Spannend ist die Funktion natürlich vor allem für Videos bzw. den Vergleich von Farben in nicht Farbmanagement-fähigen Anwendungen. Fotografen können dagegen z. B. in Lightroom auf die Soft-Proof-Funktion zurückgreifen. Praxistipp: Auch wenn man keinen zweiten Monitor angeschlossen hat, kann man die Funktion der Sekundäranzeige nutzen, um Proof und Realbild auch gleichzeitig nebeneinander anzeigen zu lassen. Für den Proof kann man beliebige Farbräume als Ziel wählen.

Für die normgerechte Darstellung von Filmen empfiehlt sich zwar vorrangig der Rec.709-Farbraum, also die HDTV-Norm, in der die meisten Filme gemastert sind. Der BenQ SW320 bietet aber für die Videobearbeitung auch ein DCI-P3-Preset an.

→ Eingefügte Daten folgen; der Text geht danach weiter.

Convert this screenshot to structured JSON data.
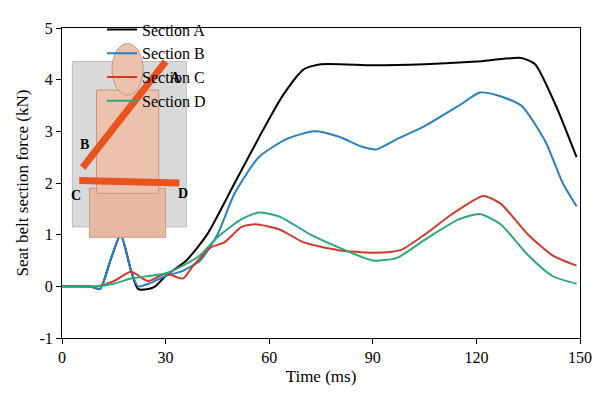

Um für Spielfilme einen stärker am Kino-Erlebnis orientieren Filmlook zu bekommen, kann man beim BenQ SW320 auch ohne weiteres den erweiterten Farbraum nutzen. Im nativen Farbraum erhält man evtl. stellenweise – vor allem in Rottönen – eine etwas überzogen wirkende Darstellung. Gut gefallen hat uns grundsätzlich das Adobe-RGB-Preset. Der DCI-P3-Farbraum ist noch mal deutlich dezenter. Wem sRGB bzw. Rec.709 zu sehr nach TV aussehen, der hat dank des erweiterten Farbraums viele Möglichkeiten, die Videowiedergabe an den eigenen Geschmack anzupassen.

Ansonsten sind die Videowiedergabe-Qualitäten typisch für ein gutes IPS-Panel und insgesamt ausgezeichnet. Auch die 24p-Wiedergabe unseres Testvideos konnte überzeugen.

Für die Anpassung an externe Zuspieler ist beim Anschluss via HDMI ein Regler zur Anpassung des Signallevels verfügbar. Eine Overscan-Option haben wir im OSD dagegen nicht gefunden (und auch nicht erwartet). Aufgrund der Display-Größe und des 16:9-Formats ist der BenQ SW320 auch sehr gut für die externe Zuspielung geeignet. Die 4K-Auflösung verträgt sich dabei dank der Skalierungsfähigkeiten des BenQ SW320 und des ganzzahligen Teilers sowohl mit herkömmlichen 1080p-Blu-rays als auch mit dem im Kommen befindlichen 4K-Material.